After a few days, Boc was followed by Mihai-Răzvan Ungureanu. The government was a coalition government where the Liberal Democratic Party (PDL) was a majority. When the opposition, which consisted of an alliance between the Social Democratic Party (PSD) and the National Liberal Party (PNL), submitted a motion of no confidence in April 2012, the proposal was passed in Parliament, leaving the Ungureanu government to resign. The Alliance, named the Social Liberal Union (Uniunea Social Liberală, USL), was founded in 2011. The two parties, which should be ideologically far apart, met in opposition to President Băsescu. Prior to the vote, a number of politicians from the ruling party had announced the transition to the opposition, resulting in a majority against the government.

New Prime Minister from 7 May 2012 became Victor Ponta of the Social Democratic Party (PSD). The government consisted of government ministers from the Alliance Partners in the Social Liberal Union (USL).

Attempt to sell Băsescu 2012–2014

The parliamentary majority was used in the summer of 2012 to suspend President Băsescu on charges of abuse of power. The referendum which, in accordance with the Constitution, was to decide whether to dismiss the president, was held on July 29. For the result to be valid, the attendance had to be over 50 percent.

Doubts about the electoral rolls having a correct number of names, which could have an impact on the calculation of turnout, led the Constitutional Court to spend some time assessing the validity of the vote. But on August 21, it determined that turnout was too low to approve the voting results, and suspended President Băsescu returned to office August 28. Meanwhile, Senate President Crin Antonescu, the leader of national liberals, had served as president. Romania’s political crisis, where the country’s major economic and social problems were the backdrop of protracted party political and personal quarrels, was further deepened during this period.

The fall of 2012 was marked by the election campaign ahead of the December parliamentary elections, with two dominant main blocs, the Social Liberal Union USL (PSD and PNL) and the Center / Right Alliance ARD (PDL and some other parties). USL won a superior electoral victory with around 60 percent of the vote. Băsescu-friendly ARD gained just under 17 percent. The turnout was low, around 42 percent, but still somewhat higher than in 2008.

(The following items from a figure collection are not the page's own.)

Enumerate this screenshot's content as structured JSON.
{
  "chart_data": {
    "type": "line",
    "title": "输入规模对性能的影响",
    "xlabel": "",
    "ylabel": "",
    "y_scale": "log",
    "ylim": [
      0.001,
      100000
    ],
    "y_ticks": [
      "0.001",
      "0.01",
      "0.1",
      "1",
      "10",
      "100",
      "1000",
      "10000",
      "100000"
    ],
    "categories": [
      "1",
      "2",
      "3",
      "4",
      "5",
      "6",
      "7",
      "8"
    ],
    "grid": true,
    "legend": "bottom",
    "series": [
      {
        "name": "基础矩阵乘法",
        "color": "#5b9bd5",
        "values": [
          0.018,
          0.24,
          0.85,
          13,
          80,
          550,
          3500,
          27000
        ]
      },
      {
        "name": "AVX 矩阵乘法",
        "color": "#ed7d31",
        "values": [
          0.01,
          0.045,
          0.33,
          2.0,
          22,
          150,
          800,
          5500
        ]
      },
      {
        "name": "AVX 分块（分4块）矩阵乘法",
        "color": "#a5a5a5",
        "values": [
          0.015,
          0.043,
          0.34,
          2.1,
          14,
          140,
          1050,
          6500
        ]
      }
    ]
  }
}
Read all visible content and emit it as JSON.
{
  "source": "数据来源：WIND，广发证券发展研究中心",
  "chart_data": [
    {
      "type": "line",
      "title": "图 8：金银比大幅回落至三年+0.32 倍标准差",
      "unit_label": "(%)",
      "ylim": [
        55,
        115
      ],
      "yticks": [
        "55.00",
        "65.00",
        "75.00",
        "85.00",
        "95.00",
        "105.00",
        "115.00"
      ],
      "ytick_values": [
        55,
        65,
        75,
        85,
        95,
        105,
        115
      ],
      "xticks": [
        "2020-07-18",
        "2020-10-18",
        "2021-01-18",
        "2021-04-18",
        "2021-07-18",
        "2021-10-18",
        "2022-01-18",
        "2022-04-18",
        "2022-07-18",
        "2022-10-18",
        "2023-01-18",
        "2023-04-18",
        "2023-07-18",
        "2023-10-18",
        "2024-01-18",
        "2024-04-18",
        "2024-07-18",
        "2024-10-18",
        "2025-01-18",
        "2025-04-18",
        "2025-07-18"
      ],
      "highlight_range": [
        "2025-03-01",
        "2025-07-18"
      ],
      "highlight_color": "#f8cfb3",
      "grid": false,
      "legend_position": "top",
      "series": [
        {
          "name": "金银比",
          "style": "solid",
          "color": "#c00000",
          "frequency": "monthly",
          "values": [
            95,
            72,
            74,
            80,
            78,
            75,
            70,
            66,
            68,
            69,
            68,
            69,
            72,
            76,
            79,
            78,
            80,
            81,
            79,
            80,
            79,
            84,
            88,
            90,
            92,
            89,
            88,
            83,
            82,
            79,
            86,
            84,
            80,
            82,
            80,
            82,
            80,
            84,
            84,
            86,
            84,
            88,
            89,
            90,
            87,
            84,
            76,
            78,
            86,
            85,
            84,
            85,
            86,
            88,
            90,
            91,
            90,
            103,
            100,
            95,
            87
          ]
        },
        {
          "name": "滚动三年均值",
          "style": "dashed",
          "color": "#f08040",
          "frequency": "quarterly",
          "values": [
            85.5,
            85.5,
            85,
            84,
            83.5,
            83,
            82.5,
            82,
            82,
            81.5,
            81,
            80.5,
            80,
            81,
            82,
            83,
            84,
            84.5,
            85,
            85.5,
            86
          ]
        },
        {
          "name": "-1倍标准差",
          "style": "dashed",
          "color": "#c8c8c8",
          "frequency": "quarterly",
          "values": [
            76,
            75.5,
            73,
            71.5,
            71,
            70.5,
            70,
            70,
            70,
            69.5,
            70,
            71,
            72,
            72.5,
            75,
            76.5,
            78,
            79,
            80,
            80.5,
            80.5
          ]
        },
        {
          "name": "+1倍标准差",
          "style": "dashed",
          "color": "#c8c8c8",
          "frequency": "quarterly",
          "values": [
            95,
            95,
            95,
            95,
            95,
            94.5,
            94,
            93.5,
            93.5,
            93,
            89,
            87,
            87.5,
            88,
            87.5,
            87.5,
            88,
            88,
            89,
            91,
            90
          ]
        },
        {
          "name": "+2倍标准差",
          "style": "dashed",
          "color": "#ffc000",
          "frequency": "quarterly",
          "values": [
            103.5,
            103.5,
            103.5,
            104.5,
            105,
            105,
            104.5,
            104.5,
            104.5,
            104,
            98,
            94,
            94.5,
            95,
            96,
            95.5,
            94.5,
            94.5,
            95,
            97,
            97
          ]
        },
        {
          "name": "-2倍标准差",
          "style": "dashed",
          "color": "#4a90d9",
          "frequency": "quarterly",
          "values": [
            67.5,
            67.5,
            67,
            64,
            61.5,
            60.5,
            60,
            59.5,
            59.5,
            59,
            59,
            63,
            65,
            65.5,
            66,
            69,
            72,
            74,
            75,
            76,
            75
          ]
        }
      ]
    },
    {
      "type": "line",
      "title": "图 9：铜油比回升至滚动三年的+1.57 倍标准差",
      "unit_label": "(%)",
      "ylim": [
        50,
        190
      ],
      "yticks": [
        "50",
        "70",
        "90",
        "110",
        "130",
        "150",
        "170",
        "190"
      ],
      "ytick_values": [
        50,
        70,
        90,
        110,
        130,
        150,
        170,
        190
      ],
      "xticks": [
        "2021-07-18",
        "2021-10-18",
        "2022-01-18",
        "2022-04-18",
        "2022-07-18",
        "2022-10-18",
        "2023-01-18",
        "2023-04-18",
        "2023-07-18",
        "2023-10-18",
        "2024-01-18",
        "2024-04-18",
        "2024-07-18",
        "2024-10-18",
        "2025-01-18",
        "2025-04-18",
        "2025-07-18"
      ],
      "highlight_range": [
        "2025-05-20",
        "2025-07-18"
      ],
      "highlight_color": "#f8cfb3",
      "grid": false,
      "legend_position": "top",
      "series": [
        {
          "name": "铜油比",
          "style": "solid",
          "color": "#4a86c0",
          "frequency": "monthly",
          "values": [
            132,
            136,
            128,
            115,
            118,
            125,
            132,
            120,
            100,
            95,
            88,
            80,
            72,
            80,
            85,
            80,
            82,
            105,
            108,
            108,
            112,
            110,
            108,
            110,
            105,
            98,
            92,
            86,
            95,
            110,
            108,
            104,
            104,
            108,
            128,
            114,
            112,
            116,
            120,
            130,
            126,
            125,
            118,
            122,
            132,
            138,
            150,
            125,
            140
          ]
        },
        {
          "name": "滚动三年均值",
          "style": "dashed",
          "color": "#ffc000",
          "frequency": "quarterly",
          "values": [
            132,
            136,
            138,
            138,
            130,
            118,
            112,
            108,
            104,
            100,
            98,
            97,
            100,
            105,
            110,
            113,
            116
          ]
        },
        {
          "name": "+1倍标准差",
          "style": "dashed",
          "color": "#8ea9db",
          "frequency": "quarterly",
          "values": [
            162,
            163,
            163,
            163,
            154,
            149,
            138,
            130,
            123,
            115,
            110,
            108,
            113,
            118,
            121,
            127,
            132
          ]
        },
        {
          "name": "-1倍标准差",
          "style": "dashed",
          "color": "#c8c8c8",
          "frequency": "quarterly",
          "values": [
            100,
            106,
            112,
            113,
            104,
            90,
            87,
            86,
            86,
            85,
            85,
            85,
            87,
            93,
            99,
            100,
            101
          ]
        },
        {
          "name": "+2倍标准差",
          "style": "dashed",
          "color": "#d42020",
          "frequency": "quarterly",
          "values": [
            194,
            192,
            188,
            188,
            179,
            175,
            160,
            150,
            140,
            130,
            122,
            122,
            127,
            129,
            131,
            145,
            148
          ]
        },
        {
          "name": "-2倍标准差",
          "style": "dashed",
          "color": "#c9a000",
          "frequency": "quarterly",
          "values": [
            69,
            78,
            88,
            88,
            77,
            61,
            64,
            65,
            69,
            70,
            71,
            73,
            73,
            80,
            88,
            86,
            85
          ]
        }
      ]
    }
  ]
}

Victor Ponta’s coalition government continued after the election. But after the apparent contradiction between the two main parties in government cooperation in the winter of 2014, the National Liberal Party (PNL) chose to withdraw its ministers from the government on February 26. Ponta continued as prime minister. The contradictions between the two parties were not expressed through ideological disagreement, even though the parties, through their traditional ideologies, should be distant from each other, but through disagreement about positions, both in the re-furnishings of the government and in terms of who would stand as a candidate in the presidential elections in the end of 2014. After PNL left the government, the Hungarian party UDMR became a new coalition partner for Ponte’s social democrats, allowing the restructured government to continue as a majority government.